Len loved that. He said, "That’s how I’m doing it. I want to go back to horror. I want it to be him in the swamp. I want it to be that kind of a book." I did those Convergence issues and then we did the first miniseries. Len was so funny, he was always saying to DC, "These things are selling. Just make it a monthly." He’d always tell them, "It’s found money! Nobody expects anything from it but we’re in the top 50, just let us do it." One of the last times I spoke with him he said, "I want you to know over the past 25 years, this is the most fun I’ve had." That was the last time I spoke to him. A few weeks later he passed away. It was sad. He just physically couldn’t work anymore. He just got wore out by illness.

Len told me that he honestly felt that every day in comics he had a good day -- except the day he found out Bernie had passed. All of that was in my head when I was doing the Swamp Thing Winter Special. Rebecca Taylor, the editor of the book, had called me up and we were trying to figure out ways to do it. I said, I could talk to Len on the phone, because that was how we generally did it anyway. I said, I can talk to him about what’s going to happen and work out a plot and then he can dialogue it. I’ll try to make it as easy as possible, but even that was too hard for him. When he passed, I had penciled those pages. Len was so excited writing, I don’t think people noticed it, but you’ll see that there are two page 12s. During production I asked, should I edit one, but they said, "Just draw it." God bless DC, because it was just beautiful.

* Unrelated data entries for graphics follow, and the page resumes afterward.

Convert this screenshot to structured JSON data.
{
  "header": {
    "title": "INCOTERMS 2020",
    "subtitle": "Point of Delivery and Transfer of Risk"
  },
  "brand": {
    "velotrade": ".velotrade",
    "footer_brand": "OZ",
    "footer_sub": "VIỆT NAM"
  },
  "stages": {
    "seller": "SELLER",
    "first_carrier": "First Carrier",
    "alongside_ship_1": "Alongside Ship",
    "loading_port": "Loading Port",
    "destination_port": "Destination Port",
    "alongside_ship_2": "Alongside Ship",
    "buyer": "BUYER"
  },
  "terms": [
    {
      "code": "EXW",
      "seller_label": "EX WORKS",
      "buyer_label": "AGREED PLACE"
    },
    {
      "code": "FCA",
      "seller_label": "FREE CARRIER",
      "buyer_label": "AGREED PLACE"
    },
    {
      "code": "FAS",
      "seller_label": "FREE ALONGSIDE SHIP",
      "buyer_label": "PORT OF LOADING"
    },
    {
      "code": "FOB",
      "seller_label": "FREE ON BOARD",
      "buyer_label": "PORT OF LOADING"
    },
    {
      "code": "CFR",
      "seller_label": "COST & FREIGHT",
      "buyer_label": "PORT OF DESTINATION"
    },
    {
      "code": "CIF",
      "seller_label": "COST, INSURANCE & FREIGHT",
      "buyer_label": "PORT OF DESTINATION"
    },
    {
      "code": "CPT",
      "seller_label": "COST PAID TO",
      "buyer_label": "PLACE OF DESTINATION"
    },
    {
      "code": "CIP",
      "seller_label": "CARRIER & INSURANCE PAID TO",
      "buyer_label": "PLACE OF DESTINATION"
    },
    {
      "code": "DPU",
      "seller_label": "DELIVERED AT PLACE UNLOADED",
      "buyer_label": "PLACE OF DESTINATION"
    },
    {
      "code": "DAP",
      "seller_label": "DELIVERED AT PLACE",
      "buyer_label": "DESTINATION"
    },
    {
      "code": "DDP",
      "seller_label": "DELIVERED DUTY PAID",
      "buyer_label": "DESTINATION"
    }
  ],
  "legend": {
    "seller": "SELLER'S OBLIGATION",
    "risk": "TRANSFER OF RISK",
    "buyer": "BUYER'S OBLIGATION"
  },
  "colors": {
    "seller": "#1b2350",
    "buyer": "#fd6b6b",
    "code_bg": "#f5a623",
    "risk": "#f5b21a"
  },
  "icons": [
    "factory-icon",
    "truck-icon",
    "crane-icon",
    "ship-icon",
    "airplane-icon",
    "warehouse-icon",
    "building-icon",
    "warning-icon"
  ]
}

They were wonderful, genuine people. That was a long rough year, but to be lucky enough to be friends with them -- much less for them to choose you. This past fall and winter my wife said, you seem very sad. I went from doing the Swamp Thing Winter Special to Bernie’s Frankenstein, so that was a long stretch. It was all to honor them as much as you can. I don’t mean to be sad about it because Swamp Thing was a delight, and the love of Bernie’s life was Frankenstein. I just want those things to come out and not be screw-ups. One half of it’s over because the Winter Special did very well, and it went back to press. I’m just hoping that when people see Frankenstein similarly, they’ll see that every effort was done to make it Bernie.